Limited use areas make up about 22 per cent of the Nunavut Settlement Area and have the tightest restrictions, including year-round prohibition on one or more types of land use.
Wildlife harvesting is exempt from the plan and will be dealt with through the Nunavut Wildlife Management Board, the commission said. Inuit harvesting rights are not affected by the plan.
Conditional use areas cover nine per cent of the settlement area and include seasonal prohibitions on land.
Mixed-use areas make up 65 per cent of the area and “have been identified for their potential to support a variety of land uses,” according to the commission. There are no prohibitions on land use in those areas.
Limited use areas also support Canada’s proposed national marine conversation areas.
For example, the areas around Tallurutiup Imanga (Lancaster Sound) is a limited use area under the proposed plan. That means things like resource exploration and production and infrastructure development is banned.
The plan also outlines guidance to developers on land use, including where and when projects will be allowed and under what conditions.

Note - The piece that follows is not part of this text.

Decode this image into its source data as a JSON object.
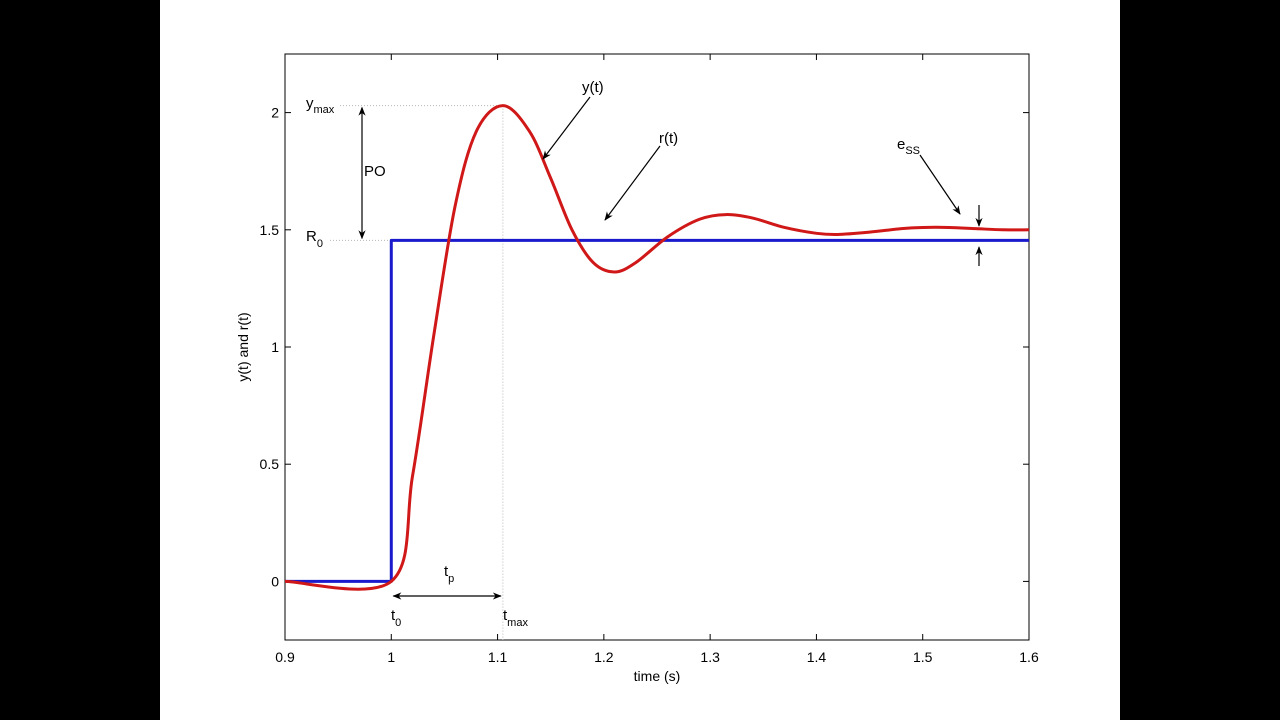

Existing rights held by companies working in Nunavut, such as mining companies, are not affected by the new plan.
Communities in all three regions of Nunavut must now review the plan through public hearings and provide feedback to the commission. In order for the plan to become legally binding, it also needs to be reviewed and approved by the federal government, the Nunavut government and the Nunavut land claims organization Nunavut Tunngavik Inc.
The commission received additional funding from the federal government to hold regional public hearings in Nunavut’s Kivalliq region and Kitikmeot regions in November 2021. It also plans to hold public hearings in the Baffin region next year, pending more federal funding.
The commission says it plans to submit the final draft plan for approval by March 31, 2022.